Let's say that I have a small retail shop that has slots available for only 5 types of products.

However, I also have a warehouse located behind my store in which I can store my inventory. Let's assume that I always keep an inventory of 10 different types of products.

I now want to figure out which 5 of those 10 types of products should be shown in my store and in what order (i.e. which product should be present in the first slot, which in the second slot etc.) so that my total sales are maximized. One of the constraints is that a particular product cannot be present in more than 1 slot. Therefore, what this means is that at any time, I will be showing exactly 5 products to my customers and I would not be able to show the remaining 5 products to my customers.

Let's assume that I currently have no idea which products are more popular among customers etc. We should also assume that the ordering of the 5 products that are actually shown to customers (i.e. which product is present in which slot) is important in terms of customers deciding whether or not they want to buy anything from me.

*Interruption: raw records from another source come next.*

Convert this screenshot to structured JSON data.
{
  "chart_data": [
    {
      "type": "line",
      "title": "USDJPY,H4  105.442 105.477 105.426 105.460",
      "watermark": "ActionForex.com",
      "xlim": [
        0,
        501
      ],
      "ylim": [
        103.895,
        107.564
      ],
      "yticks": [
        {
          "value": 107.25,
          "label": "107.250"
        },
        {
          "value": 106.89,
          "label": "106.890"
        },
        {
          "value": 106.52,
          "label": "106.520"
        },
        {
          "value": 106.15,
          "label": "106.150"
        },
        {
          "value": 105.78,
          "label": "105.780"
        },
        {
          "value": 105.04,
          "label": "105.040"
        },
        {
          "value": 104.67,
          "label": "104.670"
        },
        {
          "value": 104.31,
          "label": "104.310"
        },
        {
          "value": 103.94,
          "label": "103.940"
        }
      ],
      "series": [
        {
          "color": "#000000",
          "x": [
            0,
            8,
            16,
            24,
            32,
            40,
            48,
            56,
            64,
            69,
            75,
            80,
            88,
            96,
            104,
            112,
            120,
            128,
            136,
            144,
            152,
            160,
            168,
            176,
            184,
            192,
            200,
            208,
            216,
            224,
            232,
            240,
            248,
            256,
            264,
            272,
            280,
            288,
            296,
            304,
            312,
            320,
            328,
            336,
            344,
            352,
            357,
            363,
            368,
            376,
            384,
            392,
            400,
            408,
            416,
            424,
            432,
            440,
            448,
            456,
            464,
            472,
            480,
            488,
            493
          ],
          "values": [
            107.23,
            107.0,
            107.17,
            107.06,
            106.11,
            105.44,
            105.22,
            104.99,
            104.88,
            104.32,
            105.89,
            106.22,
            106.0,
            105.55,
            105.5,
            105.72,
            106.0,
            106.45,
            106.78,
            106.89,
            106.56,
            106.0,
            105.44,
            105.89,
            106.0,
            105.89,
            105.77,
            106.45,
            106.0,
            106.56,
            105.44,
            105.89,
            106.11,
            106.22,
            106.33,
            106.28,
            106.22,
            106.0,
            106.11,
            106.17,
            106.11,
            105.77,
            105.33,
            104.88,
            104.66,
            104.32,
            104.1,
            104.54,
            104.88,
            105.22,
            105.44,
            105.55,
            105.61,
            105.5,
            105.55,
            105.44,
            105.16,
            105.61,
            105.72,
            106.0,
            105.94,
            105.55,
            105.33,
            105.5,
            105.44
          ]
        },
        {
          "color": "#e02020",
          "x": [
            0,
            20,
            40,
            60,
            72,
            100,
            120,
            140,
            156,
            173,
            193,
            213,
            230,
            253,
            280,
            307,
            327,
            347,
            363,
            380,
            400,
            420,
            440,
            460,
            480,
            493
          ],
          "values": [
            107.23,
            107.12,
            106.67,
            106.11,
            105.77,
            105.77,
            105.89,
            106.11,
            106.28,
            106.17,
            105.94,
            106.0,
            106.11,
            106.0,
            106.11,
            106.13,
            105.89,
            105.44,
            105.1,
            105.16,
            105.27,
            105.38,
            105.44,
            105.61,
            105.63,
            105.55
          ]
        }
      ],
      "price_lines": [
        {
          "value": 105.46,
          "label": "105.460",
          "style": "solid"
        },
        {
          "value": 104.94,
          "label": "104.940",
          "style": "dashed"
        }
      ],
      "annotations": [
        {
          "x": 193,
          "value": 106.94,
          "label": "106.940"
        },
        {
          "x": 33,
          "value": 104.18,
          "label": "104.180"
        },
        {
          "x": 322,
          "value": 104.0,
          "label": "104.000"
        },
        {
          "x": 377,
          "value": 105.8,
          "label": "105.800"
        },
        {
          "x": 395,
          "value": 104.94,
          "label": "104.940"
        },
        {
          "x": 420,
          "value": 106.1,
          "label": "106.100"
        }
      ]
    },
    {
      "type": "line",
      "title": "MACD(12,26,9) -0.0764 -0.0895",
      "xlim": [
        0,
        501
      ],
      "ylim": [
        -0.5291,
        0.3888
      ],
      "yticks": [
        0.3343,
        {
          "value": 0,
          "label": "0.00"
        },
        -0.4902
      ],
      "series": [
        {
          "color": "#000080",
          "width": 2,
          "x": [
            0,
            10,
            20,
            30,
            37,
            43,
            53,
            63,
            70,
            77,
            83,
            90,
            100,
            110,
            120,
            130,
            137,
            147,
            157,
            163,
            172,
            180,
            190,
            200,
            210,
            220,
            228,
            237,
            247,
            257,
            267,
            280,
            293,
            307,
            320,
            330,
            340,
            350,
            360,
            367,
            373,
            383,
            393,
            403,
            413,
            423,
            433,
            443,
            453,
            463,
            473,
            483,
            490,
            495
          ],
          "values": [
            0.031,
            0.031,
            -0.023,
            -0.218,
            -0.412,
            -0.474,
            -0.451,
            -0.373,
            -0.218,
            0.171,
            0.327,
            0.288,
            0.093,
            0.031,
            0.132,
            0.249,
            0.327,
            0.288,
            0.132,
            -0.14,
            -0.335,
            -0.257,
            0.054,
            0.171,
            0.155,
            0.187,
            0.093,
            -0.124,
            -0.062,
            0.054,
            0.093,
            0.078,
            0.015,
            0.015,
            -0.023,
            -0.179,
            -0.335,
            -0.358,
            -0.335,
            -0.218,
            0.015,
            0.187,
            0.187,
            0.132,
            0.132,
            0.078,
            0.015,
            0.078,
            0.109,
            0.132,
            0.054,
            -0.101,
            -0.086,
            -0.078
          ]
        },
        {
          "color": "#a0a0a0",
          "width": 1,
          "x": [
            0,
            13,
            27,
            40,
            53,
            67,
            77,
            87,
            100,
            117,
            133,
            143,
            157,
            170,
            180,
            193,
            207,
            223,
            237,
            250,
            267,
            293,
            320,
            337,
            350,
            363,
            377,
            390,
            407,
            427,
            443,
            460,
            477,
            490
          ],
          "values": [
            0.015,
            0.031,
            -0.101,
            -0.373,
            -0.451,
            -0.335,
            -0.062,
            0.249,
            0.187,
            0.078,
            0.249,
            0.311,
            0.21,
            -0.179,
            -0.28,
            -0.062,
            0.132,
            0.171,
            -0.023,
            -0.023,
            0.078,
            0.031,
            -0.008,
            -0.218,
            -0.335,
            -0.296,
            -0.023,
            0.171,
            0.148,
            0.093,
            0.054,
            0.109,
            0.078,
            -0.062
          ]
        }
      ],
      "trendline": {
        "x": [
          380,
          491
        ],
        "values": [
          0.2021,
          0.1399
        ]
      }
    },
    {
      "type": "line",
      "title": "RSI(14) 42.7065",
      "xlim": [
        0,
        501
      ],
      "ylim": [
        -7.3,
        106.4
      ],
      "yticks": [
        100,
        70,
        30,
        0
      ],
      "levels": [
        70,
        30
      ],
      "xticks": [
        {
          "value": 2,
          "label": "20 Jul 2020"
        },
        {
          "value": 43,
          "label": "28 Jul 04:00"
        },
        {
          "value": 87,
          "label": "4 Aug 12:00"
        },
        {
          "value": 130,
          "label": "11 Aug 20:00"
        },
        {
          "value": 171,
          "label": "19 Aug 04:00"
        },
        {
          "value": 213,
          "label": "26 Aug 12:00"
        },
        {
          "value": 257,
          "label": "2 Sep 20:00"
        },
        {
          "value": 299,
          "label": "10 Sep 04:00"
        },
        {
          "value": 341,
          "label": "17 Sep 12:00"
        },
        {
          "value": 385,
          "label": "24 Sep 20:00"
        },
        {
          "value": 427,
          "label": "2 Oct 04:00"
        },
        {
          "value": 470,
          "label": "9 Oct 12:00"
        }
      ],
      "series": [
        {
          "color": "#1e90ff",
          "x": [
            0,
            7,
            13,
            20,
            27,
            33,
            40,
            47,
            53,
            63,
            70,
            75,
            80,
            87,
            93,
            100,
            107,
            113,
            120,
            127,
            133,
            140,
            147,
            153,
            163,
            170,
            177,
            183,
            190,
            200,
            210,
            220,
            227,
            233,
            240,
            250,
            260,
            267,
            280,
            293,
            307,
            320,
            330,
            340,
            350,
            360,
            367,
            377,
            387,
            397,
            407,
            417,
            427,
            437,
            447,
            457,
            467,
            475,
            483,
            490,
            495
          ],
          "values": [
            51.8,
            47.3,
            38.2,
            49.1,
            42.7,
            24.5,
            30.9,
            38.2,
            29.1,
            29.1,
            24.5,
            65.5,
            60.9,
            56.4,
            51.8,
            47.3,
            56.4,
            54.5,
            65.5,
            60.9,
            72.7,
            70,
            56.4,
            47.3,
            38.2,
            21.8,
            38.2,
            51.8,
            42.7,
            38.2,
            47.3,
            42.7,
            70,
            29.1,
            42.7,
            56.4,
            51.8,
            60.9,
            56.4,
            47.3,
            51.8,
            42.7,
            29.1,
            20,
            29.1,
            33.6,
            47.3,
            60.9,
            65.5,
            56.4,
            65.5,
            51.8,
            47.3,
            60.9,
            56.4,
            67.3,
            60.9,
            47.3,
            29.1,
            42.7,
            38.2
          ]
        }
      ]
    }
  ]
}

Obviously, the total number of ways 10 products can be allocated in 5 slots is "10 P 5" (i.e. permutation of 10 over 5) which is more than 25,000. And, one way to find out which is the best permutation would be to conduct an experiment in which every time a customer comes to my store, I present him with a different permutation. Once the first 25,000 customers have visited my store so that each permutation has been seen once, I can then repeat the same experiment with the next group of 25,000 customers and continue doing this for a while. Once I have enough data, I can then conclude which permutation would be maximizing my sales.

However, for obvious practical reasons, running such a large experiment is infeasible because it would take me years before I have enough data.

Is there any technique in statistics that will allow me to maybe test a small sub-set of all these permutations and then mathemtically predict which is the best one (without the best one necessarily having been present in the actual test)?

I am not sure whether Design of Experiments is going to be helpful here - but if you think it will, can you point me to the specific technique in DOE which would apply to my situation?

Thanks, and if you need any clarifications before you can answer my question, please let me know.